L’Ordre infirmier contre le suicide assisté

Le Conseil de l’Ordre infirmier vient de publier sa position dans le débat sur la fin de vie et d’affirmer son opposition à à la légalisation de l’euthanasie  des suicides médicalement assistés. Une position déontologique face à une prochaine évolution législative.

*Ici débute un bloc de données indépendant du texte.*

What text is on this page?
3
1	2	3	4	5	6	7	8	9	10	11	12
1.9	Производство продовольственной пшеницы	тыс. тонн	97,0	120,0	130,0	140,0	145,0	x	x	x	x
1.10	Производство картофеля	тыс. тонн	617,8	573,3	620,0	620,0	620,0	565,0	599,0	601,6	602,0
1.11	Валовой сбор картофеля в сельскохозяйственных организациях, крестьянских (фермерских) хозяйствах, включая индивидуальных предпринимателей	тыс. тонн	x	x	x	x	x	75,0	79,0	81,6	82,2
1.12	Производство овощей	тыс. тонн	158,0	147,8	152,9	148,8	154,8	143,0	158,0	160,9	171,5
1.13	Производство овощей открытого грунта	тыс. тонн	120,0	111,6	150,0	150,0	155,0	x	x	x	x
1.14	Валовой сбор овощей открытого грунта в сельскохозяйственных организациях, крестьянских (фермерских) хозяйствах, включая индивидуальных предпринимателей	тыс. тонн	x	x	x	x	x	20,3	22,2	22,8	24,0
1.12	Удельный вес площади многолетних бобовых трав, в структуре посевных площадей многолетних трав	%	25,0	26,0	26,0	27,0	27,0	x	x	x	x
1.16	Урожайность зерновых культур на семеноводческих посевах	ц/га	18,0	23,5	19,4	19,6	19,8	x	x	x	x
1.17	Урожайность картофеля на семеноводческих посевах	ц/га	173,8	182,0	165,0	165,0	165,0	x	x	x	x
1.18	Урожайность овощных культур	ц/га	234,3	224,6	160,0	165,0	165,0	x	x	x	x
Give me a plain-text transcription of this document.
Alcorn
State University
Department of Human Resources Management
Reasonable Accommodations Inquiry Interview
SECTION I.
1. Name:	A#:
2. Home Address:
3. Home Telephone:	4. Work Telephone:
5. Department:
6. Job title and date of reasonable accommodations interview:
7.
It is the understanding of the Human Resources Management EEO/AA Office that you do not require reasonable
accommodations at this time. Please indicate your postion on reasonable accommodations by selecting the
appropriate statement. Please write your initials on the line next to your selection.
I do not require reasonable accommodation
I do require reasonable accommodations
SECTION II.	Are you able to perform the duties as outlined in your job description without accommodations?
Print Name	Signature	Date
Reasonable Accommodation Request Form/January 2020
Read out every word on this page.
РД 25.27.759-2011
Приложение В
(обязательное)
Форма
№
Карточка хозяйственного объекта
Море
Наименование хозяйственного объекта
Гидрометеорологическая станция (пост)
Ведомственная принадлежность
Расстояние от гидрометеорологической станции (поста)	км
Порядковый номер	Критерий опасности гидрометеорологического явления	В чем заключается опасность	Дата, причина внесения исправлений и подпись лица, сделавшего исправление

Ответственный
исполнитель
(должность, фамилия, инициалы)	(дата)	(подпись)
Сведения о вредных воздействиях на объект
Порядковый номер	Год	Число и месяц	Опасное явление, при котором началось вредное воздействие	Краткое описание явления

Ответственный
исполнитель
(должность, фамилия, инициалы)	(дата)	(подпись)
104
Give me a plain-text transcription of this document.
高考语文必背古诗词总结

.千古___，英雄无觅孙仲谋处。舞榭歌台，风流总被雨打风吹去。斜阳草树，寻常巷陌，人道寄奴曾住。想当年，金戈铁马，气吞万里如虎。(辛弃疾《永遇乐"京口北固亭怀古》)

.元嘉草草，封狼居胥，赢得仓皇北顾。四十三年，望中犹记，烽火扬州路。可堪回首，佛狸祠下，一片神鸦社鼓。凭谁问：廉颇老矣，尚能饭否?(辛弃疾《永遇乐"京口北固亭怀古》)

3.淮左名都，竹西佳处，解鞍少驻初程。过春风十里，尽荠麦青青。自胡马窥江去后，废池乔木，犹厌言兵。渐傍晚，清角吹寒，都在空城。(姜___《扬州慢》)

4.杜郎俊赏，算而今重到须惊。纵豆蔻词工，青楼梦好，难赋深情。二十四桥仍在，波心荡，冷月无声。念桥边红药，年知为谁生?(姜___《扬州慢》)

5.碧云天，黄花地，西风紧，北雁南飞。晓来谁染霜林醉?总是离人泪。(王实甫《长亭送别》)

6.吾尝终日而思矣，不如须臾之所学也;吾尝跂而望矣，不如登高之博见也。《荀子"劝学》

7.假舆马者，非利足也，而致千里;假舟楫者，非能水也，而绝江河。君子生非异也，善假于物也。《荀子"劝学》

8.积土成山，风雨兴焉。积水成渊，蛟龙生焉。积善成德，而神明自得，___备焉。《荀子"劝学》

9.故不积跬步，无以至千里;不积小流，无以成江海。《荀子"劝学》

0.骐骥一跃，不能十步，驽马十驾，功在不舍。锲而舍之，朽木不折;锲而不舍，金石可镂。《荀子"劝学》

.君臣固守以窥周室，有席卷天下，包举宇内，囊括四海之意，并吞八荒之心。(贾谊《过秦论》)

L'Ordre infirmier contre le suicide assisté
Extrait d’une exposition photo de l’association “Les p’tites lumières” © Jean-Louis Courtinat

L’Ordre rappelle en premier lieu le rôle de l’infirmier : l’infirmier « exerce sa profession dans le respect de la vie et de la personne humaine. Il respecte la dignité et l’intimité du patient et de la famille » (Art. R4312-2 du code de la santé publique). 

« L’infirmier ou l’infirmière agit en toute circonstance dans l’intérêt du patient. » (Art. R4312-26). « Il y a incompatibilité complète de l’assistance à mourir, du suicide assisté, a fortiori de l’euthanasie, avec le rôle de l’infirmier et ses règles professionnelles », affirme l’ONI.

Concernant le suicide médicalement assisté ou l’euthanasie,l’ONI craint un glissement vers une banalisation « en cas de légalisation de l’euthanasie », comme le montrent des exemples à l’étranger, notamment au Benelux et en Belgique. « Faire porter tout le poids de l’euthanasie sur l’infirmière n’est absolument pas acceptable. La loi doit être extrêmement claire sur ce point », insiste l’Ordre.

Sur la sédation terminale, l’Ordre adopte une position d’équilibriste, reflet de la loi Leonetti. L’ONI définit la sédation terminale comme « destinée à soulager le malade au risque de provoquer la mort » et l’estime inacceptable s’il s’agit « d’une manière d’abréger la vie ». Pour le CNOI, « en cas de demande d’une sédation terminale par un patient, un avis collégial doit être émis et inscrit au dossier du patient. L’infirmière doit y participer (…) Si l’avis collégial est favorable à la mise en oeuvre d’une sédation, l’infirmière pourra se dégager de l’application en faisant valoir sa clause de conscience ».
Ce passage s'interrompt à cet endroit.